Würdevoller und würdeloser Tod – das Warschauer Ghetto und Bełzec

Der Aufstand im Warschauer Ghetto

Im Deutschlandfunk lief heute folgender Radiobeitrag (Link):

Aufstand im Warschauer Ghetto
Kampf der jungen Juden für einen "würdevollen Tod"
Der Aufstand im Warschauer Ghetto am 19. April 1943 war der größte bewaffnete Widerstandsakt von Juden in Europa gegen die Nationalsozialisten. Doch mit dieser Rebellion verband sich nicht die Hoffnung auf Sieg und Überleben. Der Aufstand jährt sich nun zum 75. Mal.

Von Johanna Herzing

Konzentrations- und Vernichtungslager in Galizien

Majdanek in Lublin

Die heutige Gedenkstätte des KZ Majdanek in Lublin

Im Sommer 2016 reiste ich für zwei Wochen durch Ost-Polen und die Ukraine, der historischen Region Galizien. Dort hatte die jüdische Kultur einen heute unvorstellbar großen Raum.
In Lublin besuchte ich die Gedenkstätte des ehemaligen Konzentrationslagers Majdanek. Dieses KZ und Vernichtungslager hatte wie Auschwitz neben den mit Elektrodraht umzäunten Lagerbaracken eine Gaskammer, ein Krematorium, einen Komplex für die geraubte Kleidung der Opfer. Der Drahtverhau mit tausenden Paar Schuhen lässt das Blut gefrieren. Unter gedenkstättenpädagogischen Aspekten besitzt Majdanek damit wie Auschwitz die Ikonen des Holocaust. Sinnbilder für die Vernichtung von Menschen. Und der jüdischen Kultur, von der in der Region nur noch wenige Spuren zeugen.

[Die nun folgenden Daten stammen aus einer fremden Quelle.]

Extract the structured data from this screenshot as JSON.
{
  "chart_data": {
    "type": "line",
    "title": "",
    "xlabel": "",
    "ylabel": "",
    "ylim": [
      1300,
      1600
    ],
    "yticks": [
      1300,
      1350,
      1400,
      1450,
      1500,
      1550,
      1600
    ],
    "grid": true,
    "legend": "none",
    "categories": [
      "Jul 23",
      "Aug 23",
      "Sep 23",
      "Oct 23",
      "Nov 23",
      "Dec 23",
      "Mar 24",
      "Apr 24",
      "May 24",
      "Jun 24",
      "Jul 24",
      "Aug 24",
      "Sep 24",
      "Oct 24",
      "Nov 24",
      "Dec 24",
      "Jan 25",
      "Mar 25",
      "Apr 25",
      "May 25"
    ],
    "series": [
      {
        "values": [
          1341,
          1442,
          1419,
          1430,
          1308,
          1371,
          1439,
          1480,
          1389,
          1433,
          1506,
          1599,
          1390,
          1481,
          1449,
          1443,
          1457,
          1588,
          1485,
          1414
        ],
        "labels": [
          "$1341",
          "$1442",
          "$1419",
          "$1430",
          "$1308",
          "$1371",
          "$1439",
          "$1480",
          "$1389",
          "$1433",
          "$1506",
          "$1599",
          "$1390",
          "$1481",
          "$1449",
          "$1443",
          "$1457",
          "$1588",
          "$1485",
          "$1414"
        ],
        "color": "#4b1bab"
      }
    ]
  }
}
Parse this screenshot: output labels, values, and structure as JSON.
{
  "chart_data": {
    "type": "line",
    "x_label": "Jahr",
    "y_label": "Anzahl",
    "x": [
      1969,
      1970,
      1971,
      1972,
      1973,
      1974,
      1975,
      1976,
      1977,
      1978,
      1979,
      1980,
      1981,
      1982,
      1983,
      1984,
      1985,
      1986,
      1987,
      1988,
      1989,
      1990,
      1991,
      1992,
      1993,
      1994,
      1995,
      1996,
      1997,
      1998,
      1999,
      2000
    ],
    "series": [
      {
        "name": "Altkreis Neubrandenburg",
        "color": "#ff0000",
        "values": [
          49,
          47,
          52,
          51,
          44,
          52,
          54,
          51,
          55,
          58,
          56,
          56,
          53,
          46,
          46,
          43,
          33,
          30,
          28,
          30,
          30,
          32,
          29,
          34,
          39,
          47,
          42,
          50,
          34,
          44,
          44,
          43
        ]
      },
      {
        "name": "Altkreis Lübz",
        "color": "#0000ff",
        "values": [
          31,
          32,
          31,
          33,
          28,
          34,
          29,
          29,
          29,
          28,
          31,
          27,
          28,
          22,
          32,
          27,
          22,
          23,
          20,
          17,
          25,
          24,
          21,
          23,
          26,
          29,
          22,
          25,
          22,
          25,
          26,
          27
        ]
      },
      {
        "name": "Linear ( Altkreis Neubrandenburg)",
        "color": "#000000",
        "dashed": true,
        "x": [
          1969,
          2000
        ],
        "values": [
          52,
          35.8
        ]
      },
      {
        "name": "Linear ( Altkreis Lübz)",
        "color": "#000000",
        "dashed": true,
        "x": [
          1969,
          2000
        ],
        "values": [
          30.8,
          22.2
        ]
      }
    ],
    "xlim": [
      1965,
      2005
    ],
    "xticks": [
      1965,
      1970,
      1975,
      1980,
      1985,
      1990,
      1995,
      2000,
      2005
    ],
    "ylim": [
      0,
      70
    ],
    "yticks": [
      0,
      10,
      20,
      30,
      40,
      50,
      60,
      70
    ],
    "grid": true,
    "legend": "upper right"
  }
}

Bełzec – Begegnung ohne Vorbereitung

Bełzec liegt an der Strecke Lublin – Lwiw/Lemberg

Auf der Fahrt nach Lwiw (Lemberg) hielt der Bus in Bełzec. Ein kleiner, unauffälliger Ort südlich der Stadt Zamość in der sanft hügeligen Landschaft an der ukrainischen Grenze. Matthias Kneip schreibt in seinem großartigen Buch ‚Reise in Ostpolen – Orte am Rand der Mitte (ISBN 3-936706-28): „Man hatte mich gewarnt. Wer die Gedenkstätte in Auschwitz besucht habe, bräuchte hier nicht mehr herzukommen.“ Niemand hatte mich gewarnt, ich habe Auschwitz nicht besucht. Bełzec erschlug mich erst, als ich schon wieder zu Hause war.

Orte ohne Erinnerung

In Bełzec existierte ein Vernichtungslager. Das ist zunächst nur ein Begriff, an dem die bekannten Bilder anzuknüpfen versuchen: Grausam in KZs eingepferchte Menschen, durch Arbeit und Mangel zu Tode geschundene Menschen, die Massen ermordeter Menschen.

Die Gedenkstätte des Vernichtungslagers Majdanek – Stufen zeigen den zeitlichen Ablauf der Deportationen ganzer Orte

Belzec bedeutete Tod ohne Würde

Bełzec ist anders: An diesem mikroskopisch kleinen Ort wurden in einer mikroskopisch kleinen Zeitspanne über 400.000 Menschen mit ihren Geschichten, ihren Namen, ihrer Kultur industriell ermordet. Massenabfertigung mit nur einem einzigen Ziel. Für die Statistik nur ein paar Bleistiftstriche auf Papier, keine bürokratische Erfassung, keine tätowierten Nummern in den Armen.

In den Konzentrationslagern des deutschen Reiches gab es einen Funken Hoffnung auf Überleben, weil der perfide Tod durch Arbeit etwas länger dauerte, die Chance eröffnete, vielleicht doch zu überleben.

Der Versuch, die Namen nicht vergessen zu lassen.

Die Ankunft in Bełzec (und Sobibór und Treblinka) bedeutete den namenlosen, würdelosen Tod. Ohne Ausnahme. Ohne jeden Funken Hoffnung.

Dagegen kämpfen die Gedenkstätten an: Alle Opfer haben einen Namen, alle eine Geschichte. An diese zu erinnern gibt den Toten ihre Würde zurück.